Na falta de embalagens e outras sucatas, que as pessoas deixam de descartar por temer precisar delas amanhã, sobram no caminho do catador os livros. Peças que a Nova Ordem pretende exterminar.
Angelino será um dos personagens que ajudará o autor a conduzir a novela. Assim como o capitão Ariovaldo (Olavo de Carvalho?), cuja descoberta, um chip instalado no cérebro das pessoas que as coloca sob controle da Ordem, o projeta internacionalmente.
No Brasil da Nova Ordem, o mercado interno não precisa, para existir, de mais de 30 milhões de famílias. O excesso populacional terá de ser eliminado.
Autodeclarado pessimista por natureza, Bernardo Kucinski introduz, porém, em sua novela, uma teoria de autodestruição para a vilania. O sistema, ao pegar tão pesado com a humanidade, acaba por destruir um dos combustíveis de sua existência. As pessoas deixam de sonhar.

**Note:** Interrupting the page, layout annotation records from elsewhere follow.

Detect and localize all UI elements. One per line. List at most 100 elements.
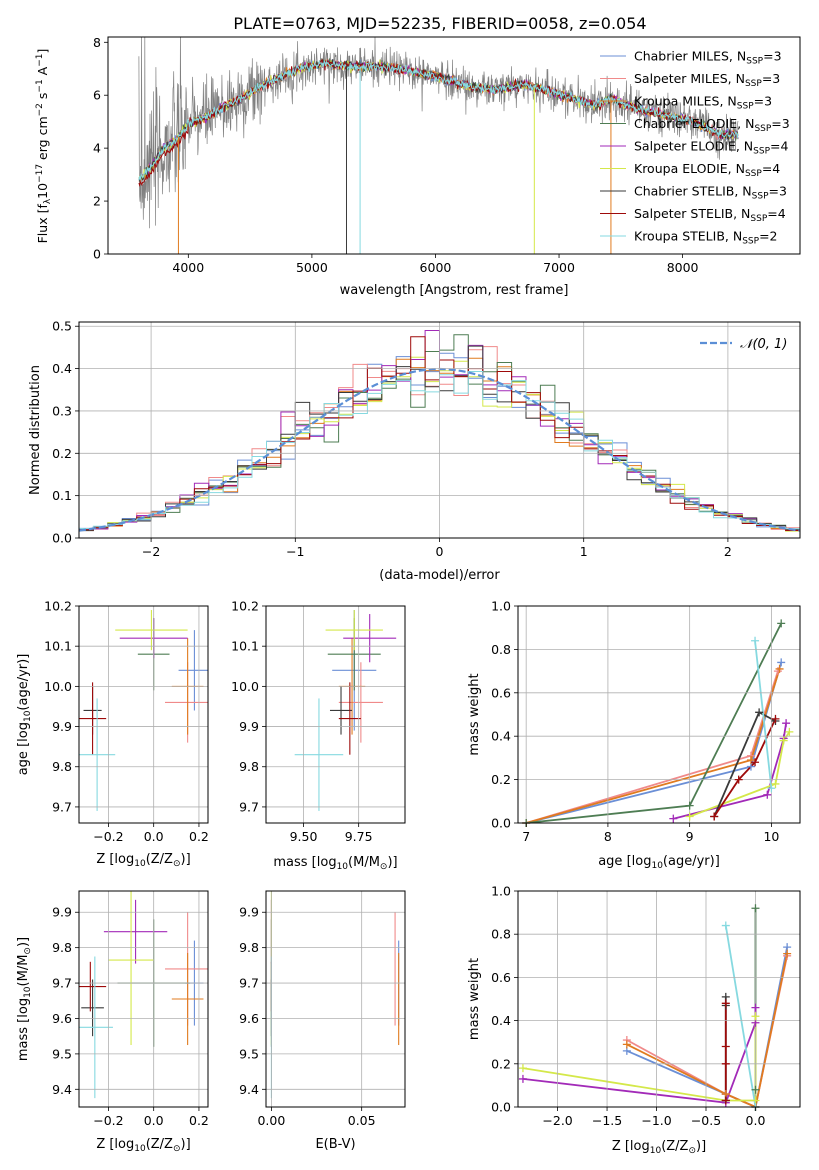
panel-age_vs_Z: −0.2 0.0 0.2 9.7 9.8 9.9 10.0 10.1 10.2 Z [log10(…: [16, 599, 209, 870]
x-tick-label: 8: [604, 829, 612, 844]
x-tick-label: 9: [686, 829, 694, 844]
y-tick-label: 0.1: [52, 488, 72, 503]
y-axis-label: mass weight: [467, 958, 482, 1040]
weight-marker: [622, 1040, 631, 1049]
y-tick-label: 0.4: [52, 361, 72, 376]
x-tick-label: −0.2: [93, 829, 123, 844]
y-tick-label: 9.9: [52, 905, 72, 920]
model-spectrum-8: [138, 59, 739, 181]
panel-residuals: −2 −1 0 1 2 0.0 0.1 0.2 0.3 0.4 0.5 (data-model)/er…: [28, 319, 801, 583]
weight-marker: [767, 784, 776, 793]
y-axis-label: age [log10(age/yr)]: [16, 654, 33, 776]
weight-marker: [779, 736, 788, 745]
y-tick-label: 9.5: [52, 1046, 72, 1061]
x-tick-label: 10: [763, 829, 779, 844]
y-tick-label: 0.5: [52, 319, 72, 334]
weight-line-0: [525, 662, 783, 823]
x-axis-label: wavelength [Angstrom, rest frame]: [340, 283, 569, 298]
weight-marker: [771, 714, 780, 723]
legend-label: Chabrier STELIB, NSSP=3: [634, 184, 787, 202]
weight-marker: [518, 1074, 527, 1083]
y-tick-label: 0.3: [52, 403, 72, 418]
y-tick-label: 0.2: [491, 772, 511, 787]
y-tick-label: 0.8: [491, 927, 511, 942]
legend-label: Salpeter MILES, NSSP=3: [634, 71, 780, 89]
weight-marker: [734, 775, 743, 784]
weight-marker: [771, 779, 780, 788]
y-tick-label: 10.1: [44, 639, 72, 654]
axes-frame: [78, 605, 209, 824]
y-tick-label: 0.2: [52, 446, 72, 461]
y-tick-label: 9.9: [239, 719, 259, 734]
model-spectrum-7: [138, 58, 739, 188]
weight-line-2: [525, 668, 781, 823]
x-axis-label: age [log10(age/yr)]: [598, 854, 720, 871]
y-tick-label: 0.4: [491, 729, 511, 744]
x-tick-label: 0.00: [257, 1113, 285, 1128]
axes-frame: [107, 36, 801, 255]
y-axis-label: Normed distribution: [28, 365, 43, 495]
weight-marker: [685, 801, 694, 810]
y-axis-label: mass weight: [467, 673, 482, 755]
axes-frame: [78, 890, 209, 1108]
plot-area-age_vs_mass: [294, 610, 397, 811]
x-tick-label: 9.75: [345, 829, 373, 844]
legend-label: Salpeter STELIB, NSSP=4: [634, 206, 786, 224]
legend-label: Kroupa STELIB, NSSP=2: [634, 229, 778, 247]
x-tick-label: 0.2: [189, 829, 209, 844]
x-axis-label: Z [log10(Z/Z⊙)]: [96, 1137, 190, 1154]
panel-weight_vs_age: 7 8 9 10 0.0 0.2 0.4 0.6 0.8 1.0 age [log10(age/yr…: [467, 599, 801, 871]
weight-marker: [751, 1012, 760, 1021]
weight-marker: [669, 814, 678, 823]
weight-marker: [751, 1085, 760, 1094]
y-tick-label: 1.0: [491, 884, 511, 899]
plot-area-mass_vs_Z: [79, 891, 208, 1099]
weight-marker: [783, 949, 792, 958]
x-tick-label: 0: [436, 544, 444, 559]
weight-line-8: [724, 925, 757, 1107]
weight-marker: [751, 1003, 760, 1012]
axes-frame: [517, 890, 801, 1108]
legend-label: Kroupa ELODIE, NSSP=4: [634, 161, 780, 179]
x-tick-label: 2: [724, 544, 732, 559]
y-tick-label: 10.2: [44, 599, 72, 614]
y-tick-label: 0.6: [491, 970, 511, 985]
x-axis-label: Z [log10(Z/Z⊙)]: [612, 1139, 706, 1156]
weight-marker: [777, 658, 786, 667]
weight-marker: [782, 719, 791, 728]
weight-marker: [777, 619, 786, 628]
weight-marker: [785, 727, 794, 736]
panel-mass_vs_Z: −0.2 0.0 0.2 9.4 9.5 9.6 9.7 9.8 9.9 Z [log10(Z/Z…: [16, 890, 209, 1154]
weight-marker: [751, 636, 760, 645]
legend-label: Chabrier MILES, NSSP=3: [634, 49, 782, 67]
weight-line-1: [525, 670, 779, 823]
weight-marker: [763, 790, 772, 799]
y-tick-label: 0.8: [491, 642, 511, 657]
x-tick-label: −1.0: [641, 1113, 671, 1128]
figure-title: PLATE=0763, MJD=52235, FIBERID=0058, z=0…: [233, 14, 646, 33]
y-tick-label: 10.1: [231, 639, 259, 654]
weight-marker: [721, 999, 730, 1008]
y-tick-label: 9.4: [52, 1082, 72, 1097]
y-tick-label: 6: [93, 88, 101, 103]
y-tick-label: 10.0: [44, 679, 72, 694]
y-tick-label: 9.8: [239, 940, 259, 955]
weight-marker: [751, 758, 760, 767]
x-tick-label: 7: [522, 829, 530, 844]
legend-label: 𝒩(0, 1): [740, 337, 787, 352]
panel-mass_vs_EBV: 0.00 0.05 9.4 9.5 9.6 9.7 9.8 9.9 E(B-V): [239, 890, 406, 1152]
y-tick-label: 0: [93, 247, 101, 262]
y-tick-label: 2: [93, 194, 101, 209]
axes-frame: [265, 605, 406, 824]
x-tick-label: 4000: [172, 260, 204, 275]
x-tick-label: −1: [286, 544, 304, 559]
x-tick-label: 9.50: [290, 829, 318, 844]
axes-frame: [517, 605, 801, 824]
y-tick-label: 0.0: [52, 531, 72, 546]
x-tick-label: 7000: [543, 260, 575, 275]
y-tick-label: 0.0: [491, 816, 511, 831]
x-tick-label: 0.0: [746, 1113, 766, 1128]
x-tick-label: −2.0: [542, 1113, 572, 1128]
y-tick-label: 9.4: [239, 1082, 259, 1097]
weight-marker: [721, 1042, 730, 1051]
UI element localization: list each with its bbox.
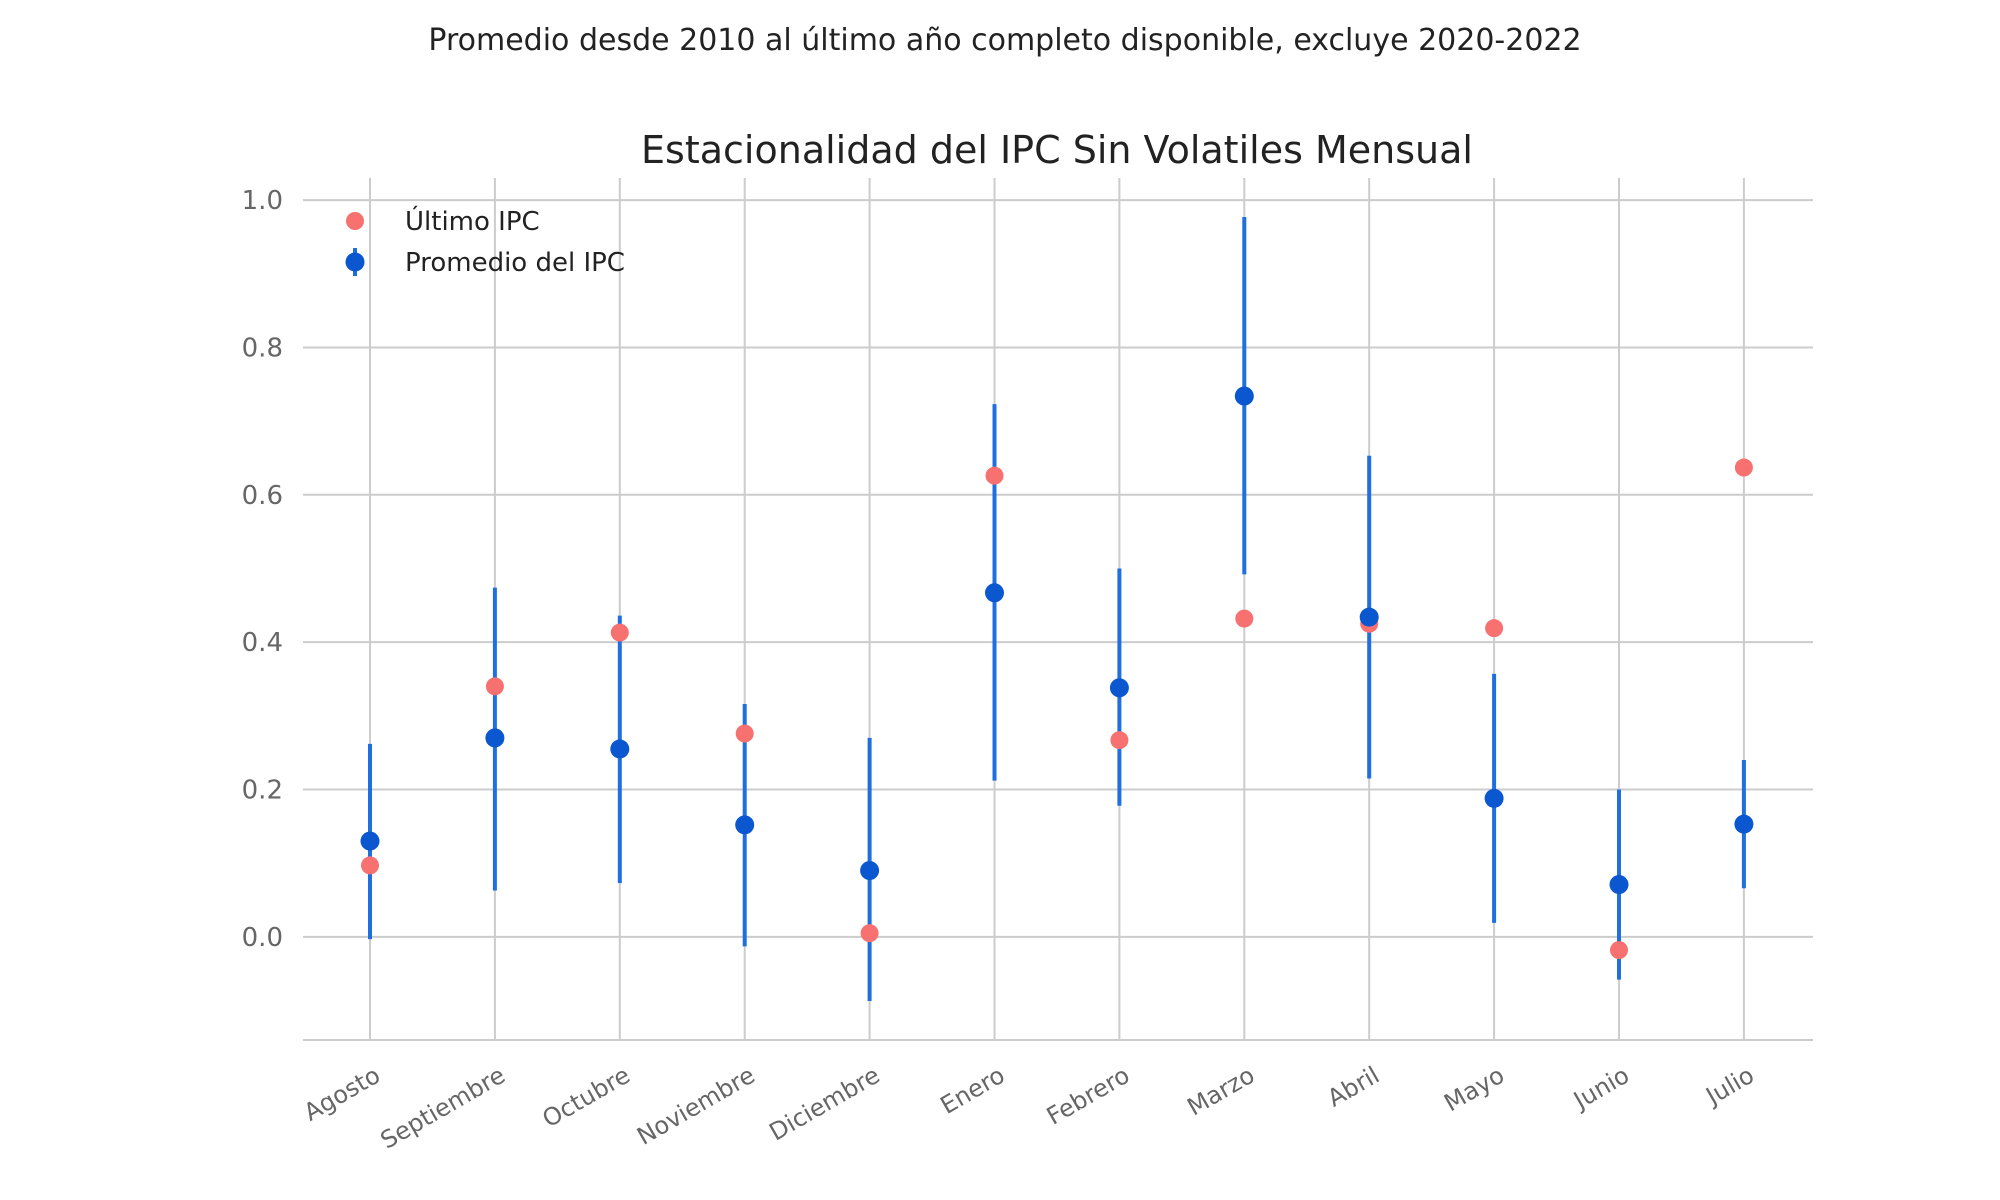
promedio-ipc-point [1234,386,1254,406]
promedio-ipc-point [1359,607,1379,627]
x-tick-label: Febrero [1042,1061,1134,1131]
x-tick-label: Octubre [538,1061,635,1133]
ultimo-ipc-point [361,856,379,875]
x-tick-label: Septiembre [376,1061,510,1155]
y-tick-label: 0.6 [242,481,283,511]
x-tick-label: Marzo [1182,1061,1259,1122]
legend-marker-promedio [345,252,365,272]
ultimo-ipc-point [1610,941,1628,960]
legend-marker-ultimo [346,212,364,230]
y-tick-label: 0.8 [242,333,283,363]
legend-label-ultimo: Último IPC [405,205,540,237]
legend-label-promedio: Promedio del IPC [405,248,625,278]
promedio-ipc-point [1609,875,1629,895]
ultimo-ipc-point [1110,731,1129,750]
ultimo-ipc-point [485,677,504,696]
ultimo-ipc-point [1734,458,1753,477]
promedio-ipc-point [860,861,880,881]
ultimo-ipc-point [985,466,1004,485]
x-tick-label: Junio [1567,1061,1634,1116]
data-points [360,386,1754,960]
promedio-ipc-point [485,728,505,748]
y-tick-label: 0.0 [242,923,283,953]
x-tick-label: Mayo [1439,1061,1509,1117]
ultimo-ipc-point [735,724,754,743]
ultimo-ipc-point [860,924,879,943]
chart-suptitle: Promedio desde 2010 al último año comple… [428,23,1581,58]
promedio-ipc-point [985,583,1004,603]
promedio-ipc-point [1734,814,1754,834]
promedio-ipc-point [610,739,630,759]
ultimo-ipc-point [1235,609,1254,628]
chart-title: Estacionalidad del IPC Sin Volatiles Men… [641,128,1473,172]
x-tick-label: Julio [1700,1061,1759,1111]
promedio-ipc-point [735,815,755,835]
promedio-ipc-point [1484,788,1504,808]
grid [303,178,1813,1040]
x-tick-label: Noviembre [632,1061,759,1151]
y-tick-label: 0.4 [242,628,283,658]
x-tick-label: Diciembre [765,1061,885,1146]
legend: Último IPC Promedio del IPC [345,205,625,278]
y-tick-label: 1.0 [242,186,283,216]
error-bars [368,217,1746,1001]
x-tick-label: Agosto [299,1061,385,1127]
ultimo-ipc-point [610,623,629,642]
ultimo-ipc-point [1485,619,1504,638]
x-tick-label: Abril [1323,1061,1385,1113]
promedio-ipc-point [360,831,380,851]
promedio-ipc-point [1109,678,1129,698]
x-tick-label: Enero [936,1061,1010,1120]
y-tick-label: 0.2 [242,776,283,806]
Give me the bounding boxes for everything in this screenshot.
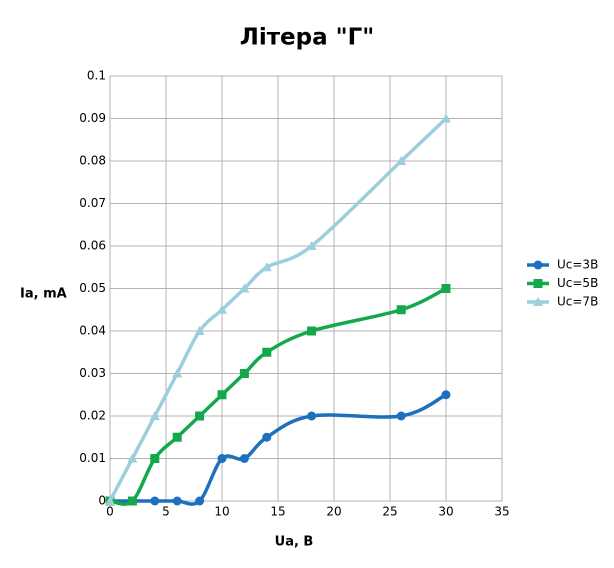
- marker: [441, 390, 451, 400]
- x-axis-label: Ua, B: [275, 535, 314, 550]
- marker: [307, 326, 317, 336]
- x-tick-label: 15: [270, 505, 285, 519]
- x-tick-label: 10: [214, 505, 229, 519]
- y-tick-label: 0.08: [79, 154, 106, 168]
- legend-label: Uc=3B: [557, 258, 598, 272]
- marker: [239, 454, 249, 463]
- y-tick-label: 0.09: [79, 111, 106, 125]
- marker: [172, 432, 182, 442]
- y-tick-label: 0.05: [79, 281, 106, 295]
- marker: [172, 368, 183, 378]
- marker: [217, 304, 227, 314]
- x-tick-label: 30: [438, 505, 453, 519]
- marker: [396, 305, 406, 315]
- y-tick-label: 0.02: [79, 409, 106, 423]
- marker: [441, 284, 451, 293]
- x-tick-label: 5: [162, 505, 170, 519]
- marker: [127, 453, 138, 463]
- marker: [307, 411, 317, 421]
- marker: [396, 156, 407, 165]
- y-tick-label: 0.07: [79, 196, 106, 210]
- marker: [194, 326, 205, 335]
- marker: [217, 454, 227, 463]
- marker: [533, 297, 543, 306]
- chart-title: Літера "Г": [240, 25, 375, 51]
- y-axis-label: Ia, mA: [20, 287, 67, 302]
- y-tick-label: 0.1: [87, 69, 106, 83]
- legend-label: Uc=7B: [557, 295, 598, 309]
- x-tick-label: 0: [106, 505, 114, 519]
- marker: [533, 260, 543, 270]
- plot-border: [109, 75, 503, 502]
- marker: [239, 283, 250, 293]
- y-tick-label: 0.01: [79, 451, 106, 465]
- x-tick-label: 20: [326, 505, 341, 519]
- marker: [195, 496, 205, 506]
- marker: [150, 496, 160, 506]
- marker: [150, 454, 160, 463]
- y-tick-label: 0.04: [79, 324, 106, 338]
- marker: [262, 432, 272, 442]
- marker: [149, 411, 160, 420]
- marker: [533, 279, 543, 288]
- marker: [127, 496, 137, 506]
- marker: [195, 411, 205, 421]
- marker: [262, 347, 272, 357]
- marker: [105, 496, 115, 505]
- marker: [441, 113, 451, 123]
- marker: [306, 241, 317, 250]
- line: [108, 117, 448, 502]
- marker: [396, 411, 406, 421]
- marker: [239, 369, 249, 378]
- marker: [217, 390, 227, 400]
- x-tick-label: 35: [494, 505, 509, 519]
- legend-label: Uc=5B: [557, 276, 598, 290]
- y-tick-label: 0.06: [79, 239, 106, 253]
- marker: [172, 496, 182, 506]
- marker: [261, 262, 272, 272]
- y-tick-label: 0.03: [79, 366, 106, 380]
- x-tick-label: 25: [382, 505, 397, 519]
- y-tick-label: 0: [98, 494, 106, 508]
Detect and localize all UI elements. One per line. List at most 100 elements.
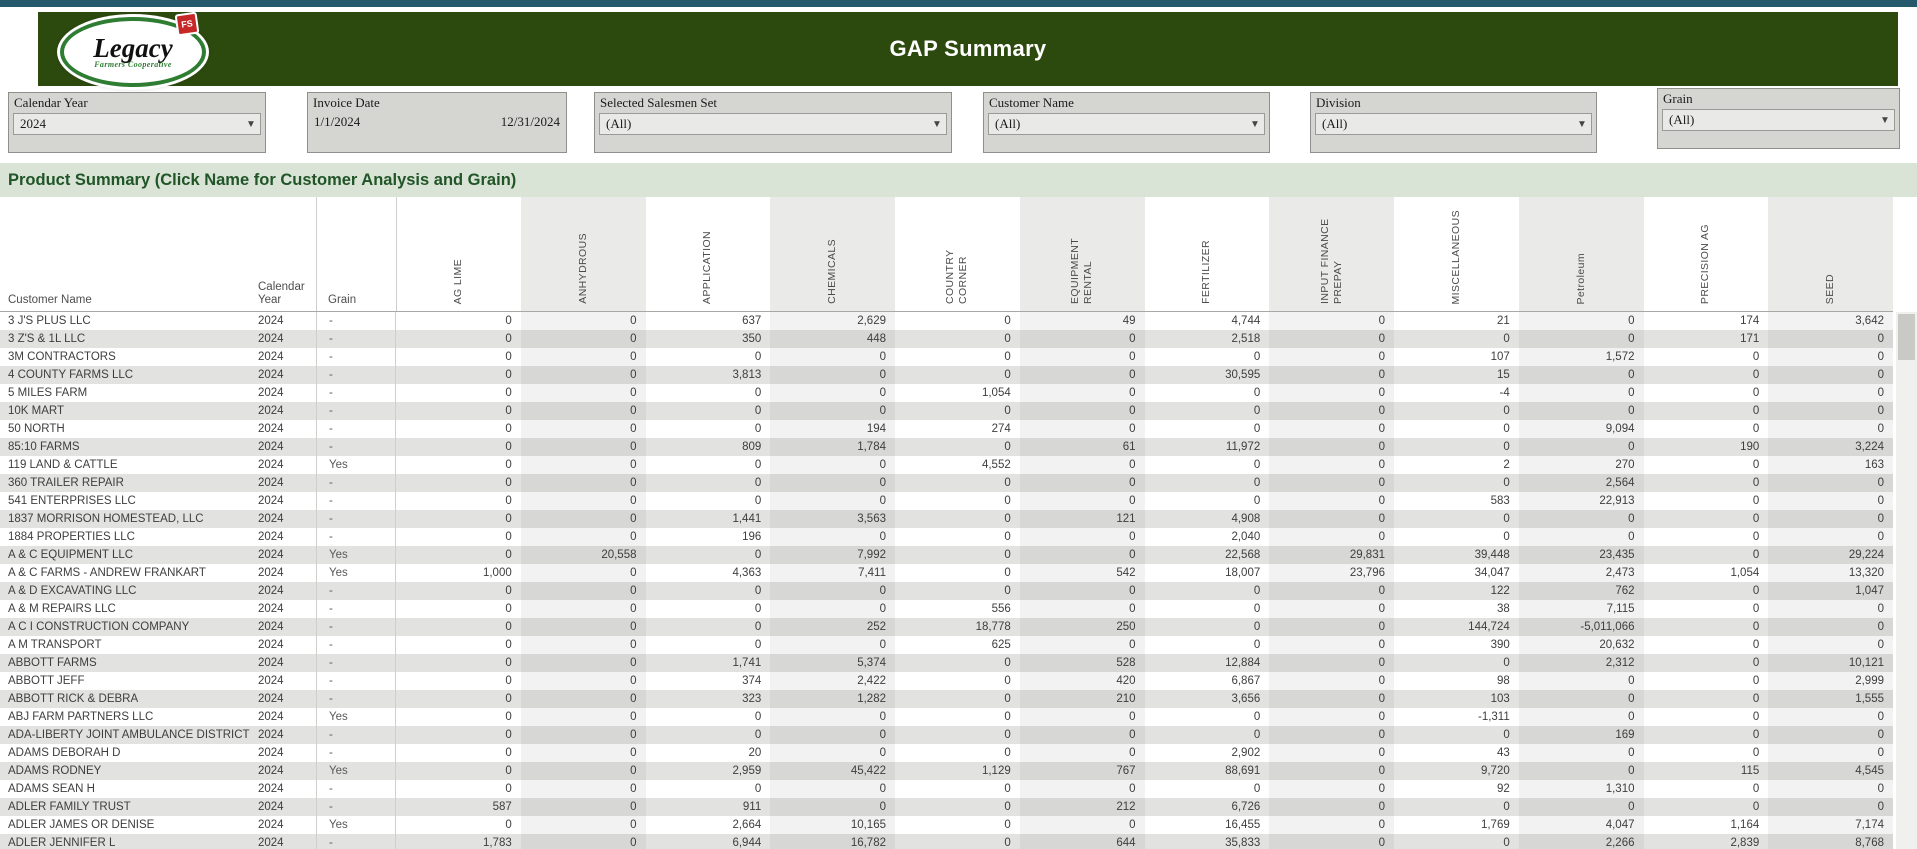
filter-division-label: Division	[1316, 95, 1361, 110]
customer-name-cell[interactable]: 3 J'S PLUS LLC	[8, 315, 91, 327]
column-header-label: MISCELLANEOUS	[1449, 209, 1462, 304]
customer-name-cell[interactable]: ABBOTT FARMS	[8, 657, 97, 669]
value-cell: 0	[1269, 312, 1394, 330]
value-cell: 0	[505, 657, 512, 669]
customer-name-cell[interactable]: ABBOTT RICK & DEBRA	[8, 693, 139, 705]
customer-name-dropdown[interactable]: (All) ▼	[988, 113, 1265, 135]
table-row: ADAMS SEAN H 2024-0 0 0 0 0 0 0 0 92 1,310 0 0	[0, 780, 1893, 798]
chevron-down-icon[interactable]: ▼	[1250, 118, 1260, 130]
calendar-year-cell: 2024	[258, 765, 284, 777]
value-cell: 16,455	[1225, 819, 1261, 831]
chevron-down-icon[interactable]: ▼	[1577, 118, 1587, 130]
value-cell: 0	[1253, 783, 1261, 795]
value-cell: 0	[1752, 621, 1760, 633]
value-cell: 7,174	[1768, 816, 1893, 834]
value-cell: 0	[1752, 531, 1760, 543]
customer-name-cell[interactable]: 3 Z'S & 1L LLC	[8, 333, 86, 345]
value-cell: 0	[520, 708, 646, 726]
column-header-label: AG LIME	[451, 258, 464, 304]
value-cell: 4,545	[1768, 762, 1893, 780]
table-row: 360 TRAILER REPAIR 2024-0 0 0 0 0 0 0 0 0 2,564 0 0	[0, 474, 1893, 492]
value-cell: 7,115	[1518, 600, 1644, 618]
customer-name-cell[interactable]: ADA-LIBERTY JOINT AMBULANCE DISTRICT	[8, 729, 250, 741]
value-cell: 2,999	[1768, 672, 1893, 690]
customer-name-cell[interactable]: A & D EXCAVATING LLC	[8, 585, 137, 597]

Sem sonho, compromete-se a existência, inclusive a da Nova Ordem.
A inspiração em Audous Huxley é admitida pelo autor logo na apresentação do livro, com a citação de Admirável Mundo Novo: “O amor à servidão não pode ser instituído senão através de uma profunda reconstrução da mente e do corpo do ser humano”. George Orwell também é referenciado por seu 1984: “As massas nunca se revoltam por iniciativa própria e nunca apenas porque são oprimidas; enquanto não lhes for permitido comparar, nem sequer se darão conta de que são oprimidas”.
Ficção sem disfarces
A passagem de Bernardo Kucinski do jornalismo para a ficção não foi uma decisão, foi acontecendo, segundo ele próprio. Quando deixou a assessoria especial da Presidência da República no primeiro mandato de Lula, quis voltar às aula na EECA/USP, mas foi aposentado compulsoriamente.
Passou a escrever uma série de contos e crônicas, mais de uma centena, e alguns evoluíram para obras como o romance policial Alice e o celebrado K. – Relatos de Uma Busca. Embora tenha sido lançado primeiro, em 2011 (primeiro pela editora Expressão Popular, depois pela Companhia das Letras), K. foi concebido depois, baseado no processo de busca de pai – e dele mesmo – pelo corpo da irmã Ana Rosa Kucinski, sequestrada e morta pela ditadura em abril de 1974. Em Alice, ambienta a ocorrência de um crime e assassinato na Faculdade de Química da USP, onde estudara, em meio a um cenário de deplorável de roubo de produção científica.